Logits from generate method for the first generated token:
tensor([1071.1467351228166080545634031295776367187500000000000000000000000000,
         230.7740661093434084705222630873322486877441406250000000000000000000,
        1070.1347990279657551582204177975654602050781250000000000000000000000,
         ...,
         230.7809335116805300458509009331464767456054687500000000000000000000,
         230.7765007713145166690082987770438194274902343750000000000000000000,
         230.7784833010678937625925755128264427185058593750000000000000000000],
       device='cuda:0', dtype=torch.float64)

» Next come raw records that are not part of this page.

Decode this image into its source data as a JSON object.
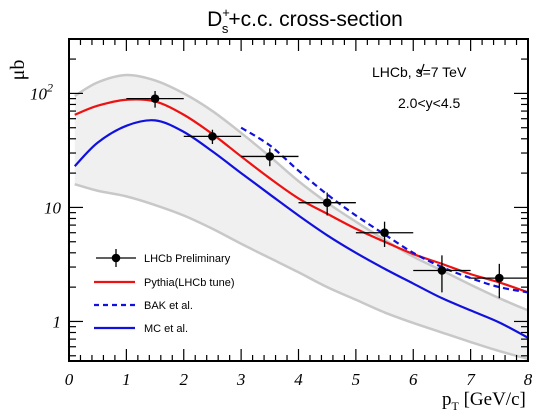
{
  "chart_data": {
    "type": "line",
    "title": {
      "main": "D",
      "sup": "+",
      "sub": "s",
      "rest": "+c.c. cross-section"
    },
    "ylabel": "μb",
    "xlabel": {
      "main": "p",
      "sub": "T",
      "rest": " [GeV/c]"
    },
    "xlim": [
      0,
      8
    ],
    "ylim": [
      0.45,
      300
    ],
    "yscale": "log",
    "grid": false,
    "x_ticks": [
      0,
      1,
      2,
      3,
      4,
      5,
      6,
      7,
      8
    ],
    "y_ticks": [
      {
        "value": 1,
        "label": "1"
      },
      {
        "value": 10,
        "label": "10"
      },
      {
        "value": 100,
        "label": "10",
        "sup": "2"
      }
    ],
    "annotations": {
      "experiment": "LHCb, s=7 TeV",
      "rapidity": "2.0<y<4.5"
    },
    "legend_position": "bottom-left",
    "legend": [
      {
        "label": "LHCb Preliminary",
        "style": "marker",
        "color": "#000000"
      },
      {
        "label": "Pythia(LHCb tune)",
        "style": "line",
        "color": "#ee1111"
      },
      {
        "label": "BAK et al.",
        "style": "dashed",
        "color": "#1111dd"
      },
      {
        "label": "MC et al.",
        "style": "line",
        "color": "#1111dd"
      }
    ],
    "data_points": {
      "name": "LHCb Preliminary",
      "color": "#000000",
      "x": [
        1.5,
        2.5,
        3.5,
        4.5,
        5.5,
        6.5,
        7.5
      ],
      "y": [
        90,
        42,
        28,
        11,
        6,
        2.8,
        2.4
      ],
      "x_err": [
        0.5,
        0.5,
        0.5,
        0.5,
        0.5,
        0.5,
        0.5
      ],
      "y_err_low": [
        15,
        6,
        5,
        2.5,
        1.5,
        1.0,
        0.8
      ],
      "y_err_high": [
        15,
        6,
        5,
        2.5,
        1.5,
        1.0,
        0.8
      ]
    },
    "band": {
      "color": "#f0f0f0",
      "edge_color": "#c8c8c8",
      "x": [
        0.1,
        0.5,
        1.0,
        1.5,
        2.0,
        2.5,
        3.0,
        3.5,
        4.0,
        4.5,
        5.0,
        5.5,
        6.0,
        6.5,
        7.0,
        7.5,
        8.0
      ],
      "upper": [
        95,
        125,
        145,
        130,
        100,
        70,
        45,
        28,
        17,
        11,
        7.5,
        5.2,
        3.7,
        2.8,
        2.1,
        1.6,
        1.25
      ],
      "lower": [
        16,
        14,
        12.5,
        10.5,
        8.5,
        6.5,
        4.8,
        3.6,
        2.7,
        2.0,
        1.55,
        1.2,
        0.97,
        0.8,
        0.66,
        0.55,
        0.47
      ]
    },
    "series": [
      {
        "name": "Pythia(LHCb tune)",
        "color": "#ee1111",
        "dash": false,
        "x": [
          0.1,
          0.5,
          1.0,
          1.5,
          2.0,
          2.5,
          3.0,
          3.5,
          4.0,
          4.5,
          5.0,
          5.5,
          6.0,
          6.5,
          7.0,
          7.5,
          8.0
        ],
        "y": [
          65,
          78,
          88,
          85,
          65,
          44,
          28,
          18,
          12,
          8.8,
          6.5,
          5.0,
          3.9,
          3.2,
          2.6,
          2.2,
          1.8
        ]
      },
      {
        "name": "BAK et al.",
        "color": "#1111dd",
        "dash": true,
        "x": [
          3.0,
          3.5,
          4.0,
          4.5,
          5.0,
          5.5,
          6.0,
          6.5,
          7.0,
          7.5,
          8.0
        ],
        "y": [
          50,
          35,
          21,
          13,
          8.5,
          5.8,
          4.0,
          3.0,
          2.4,
          2.0,
          1.8
        ]
      },
      {
        "name": "MC et al.",
        "color": "#1111dd",
        "dash": false,
        "x": [
          0.1,
          0.5,
          1.0,
          1.5,
          2.0,
          2.5,
          3.0,
          3.5,
          4.0,
          4.5,
          5.0,
          5.5,
          6.0,
          6.5,
          7.0,
          7.5,
          8.0
        ],
        "y": [
          23,
          37,
          52,
          58,
          46,
          31,
          20,
          13,
          8.5,
          5.7,
          4.0,
          2.9,
          2.15,
          1.6,
          1.25,
          0.98,
          0.72
        ]
      }
    ]
  }
}
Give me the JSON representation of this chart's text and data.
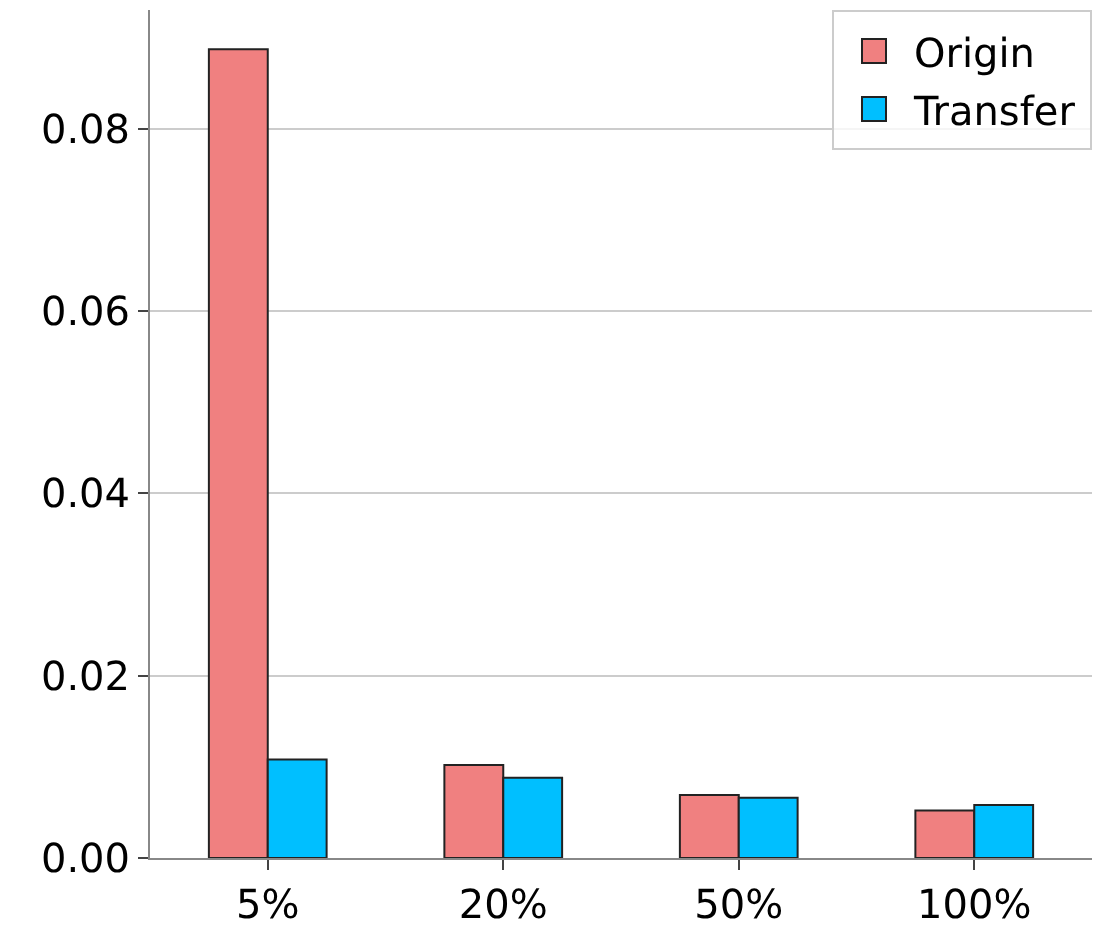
{
  "chart_data": {
    "type": "bar",
    "categories": [
      "5%",
      "20%",
      "50%",
      "100%"
    ],
    "series": [
      {
        "name": "Origin",
        "color": "#f08080",
        "values": [
          0.0887,
          0.0102,
          0.0069,
          0.0052
        ]
      },
      {
        "name": "Transfer",
        "color": "#00bfff",
        "values": [
          0.0108,
          0.0088,
          0.0066,
          0.0058
        ]
      }
    ],
    "ylim": [
      0,
      0.093
    ],
    "yticks": [
      {
        "value": 0,
        "label": "0.00"
      },
      {
        "value": 0.02,
        "label": "0.02"
      },
      {
        "value": 0.04,
        "label": "0.04"
      },
      {
        "value": 0.06,
        "label": "0.06"
      },
      {
        "value": 0.08,
        "label": "0.08"
      }
    ],
    "grid": "y",
    "legend": "top right"
  }
}
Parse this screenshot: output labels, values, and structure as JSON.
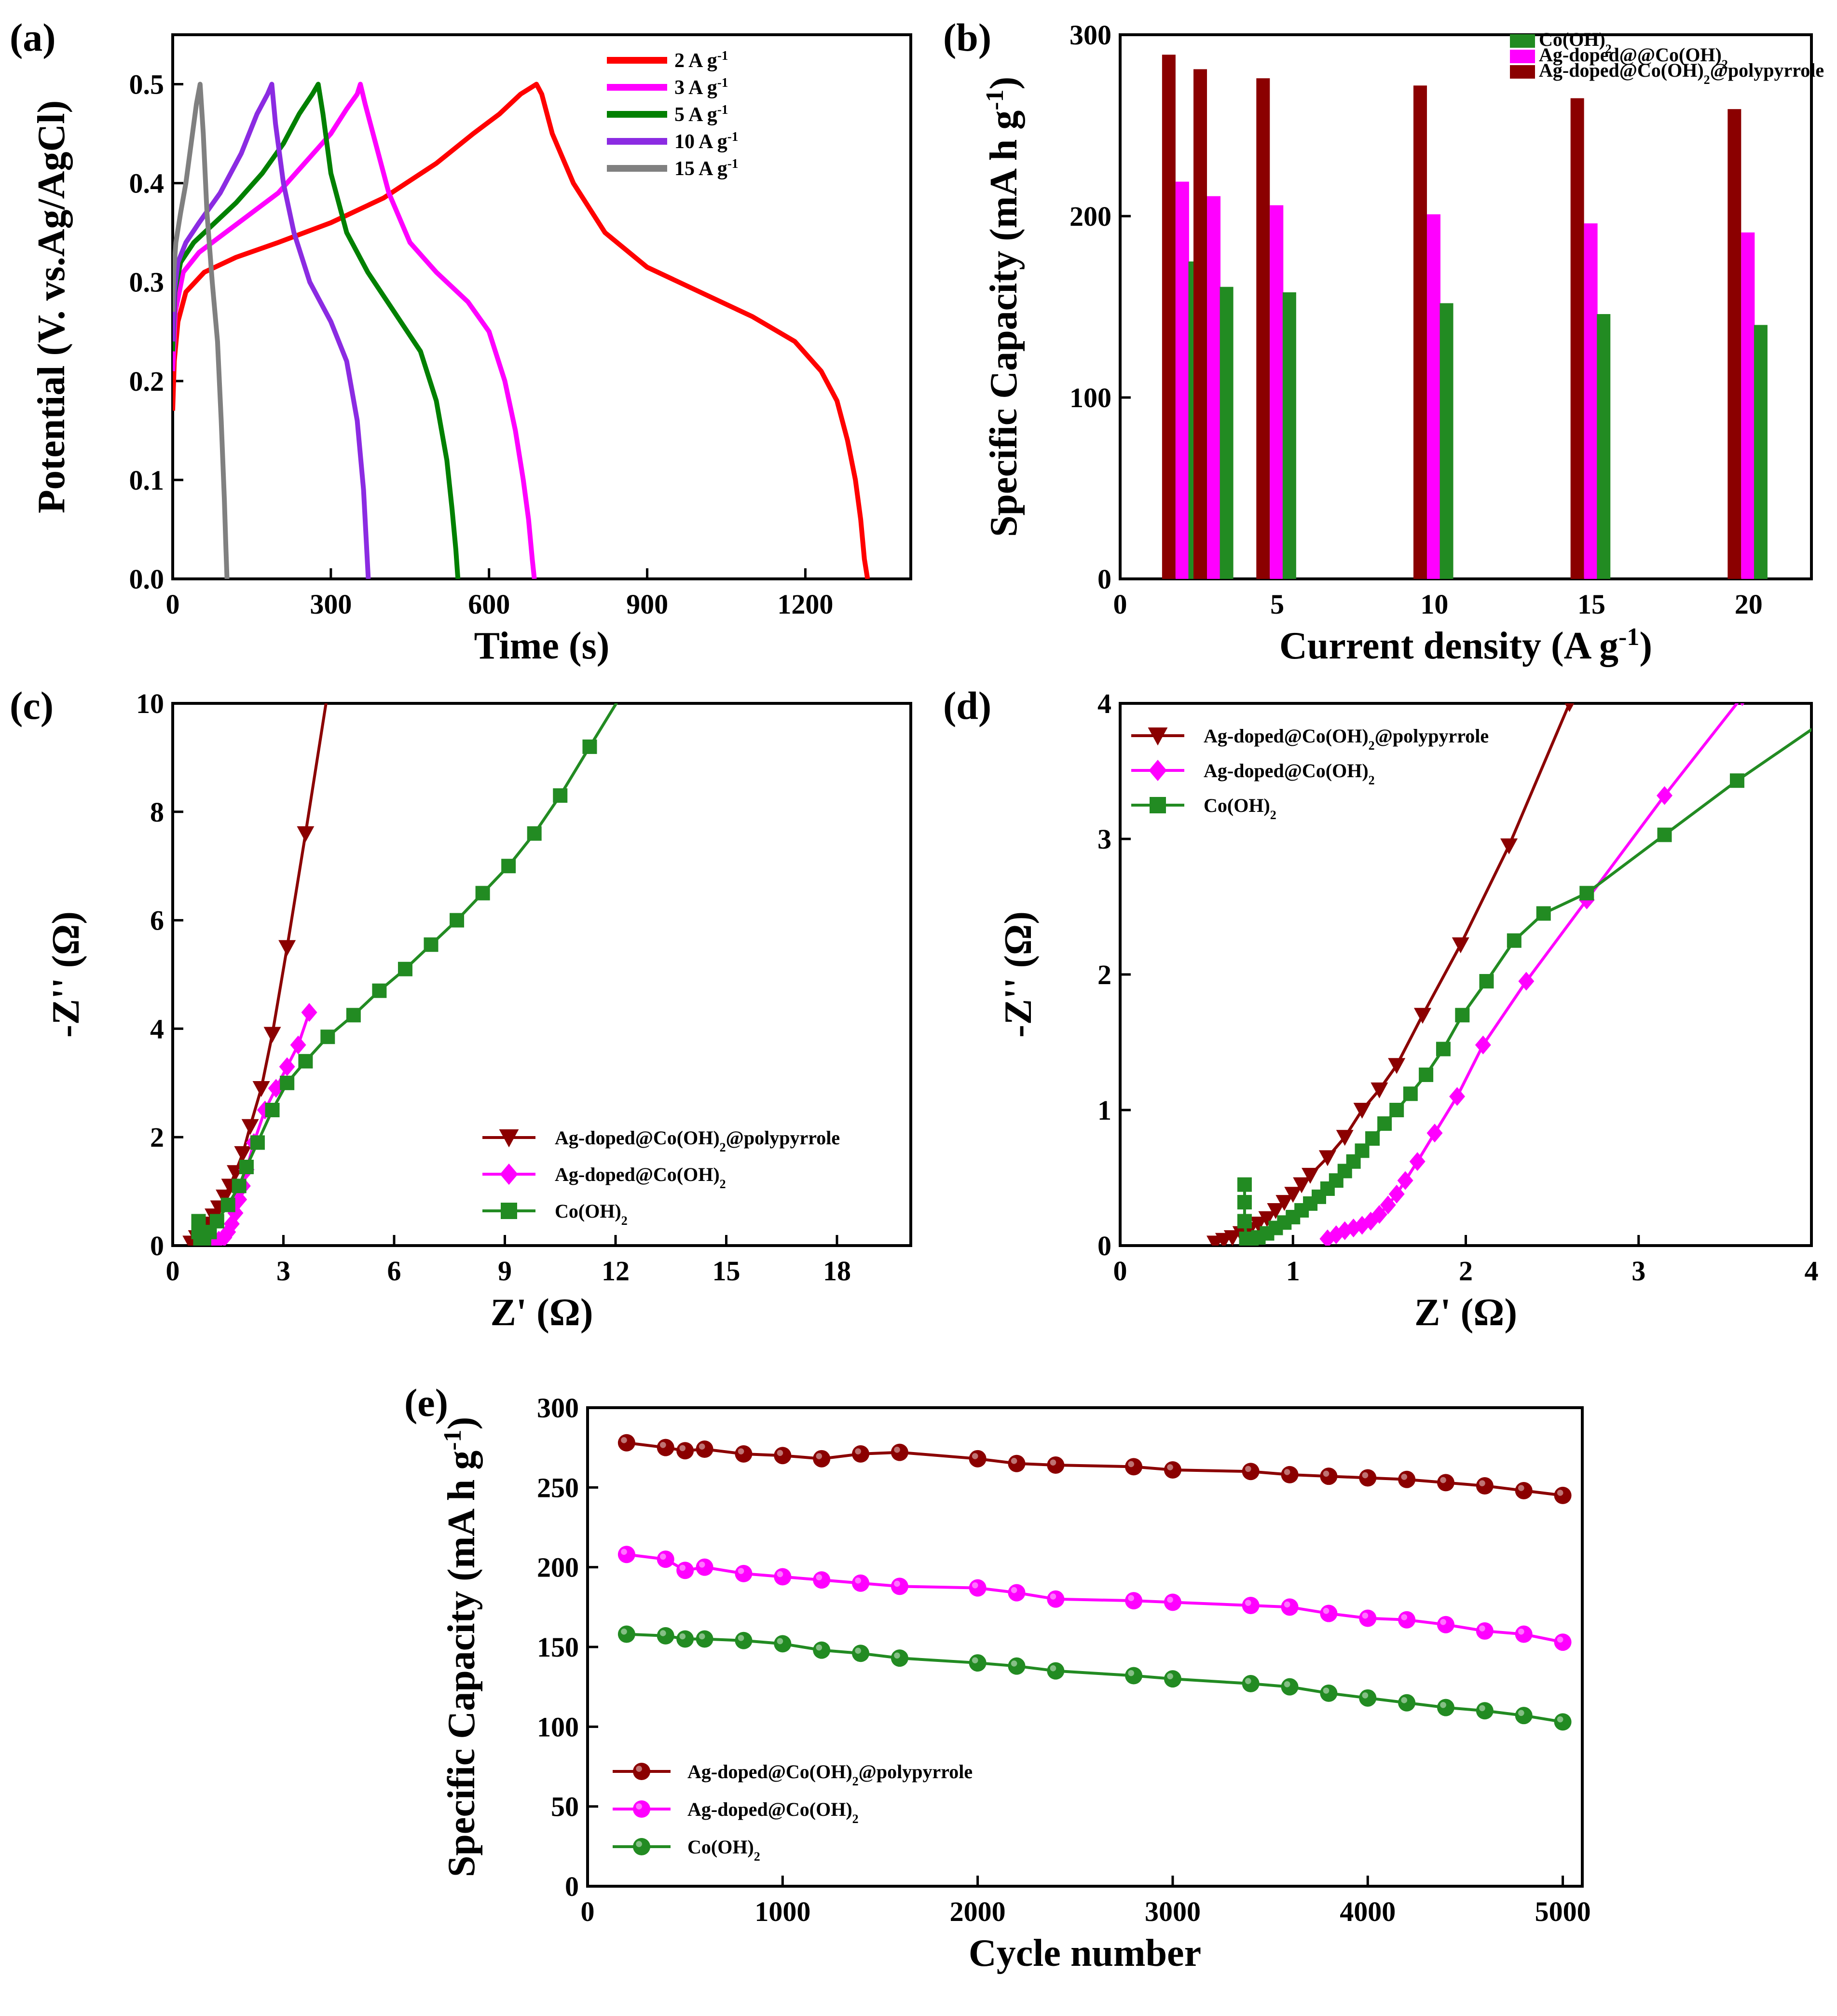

Logits from model for the first generated token:
tensor([1071.1467351228168354282388463616371154785156250000000000000000000000,
         230.7740661093434368922316934913396835327148437500000000000000000000,
        1070.1347990279655277845449745655059814453125000000000000000000000000,
         ...,
         230.7809335116805016241414705291390419006347656250000000000000000000,
         230.7765007713144882472988683730363845825195312500000000000000000000,
         230.7784833010680358711397275328636169433593750000000000000000000000],
       device='cuda:0', dtype=torch.float64, grad_fn=<SqueezeBackward0>)

As you can see, even after calling model.double(), the logits differ slightly. The expected behaviour behavior is that logits from the generate method and direct model predictions should be identical. I have not tried this with other models, but I belive this is not a model-specific issue.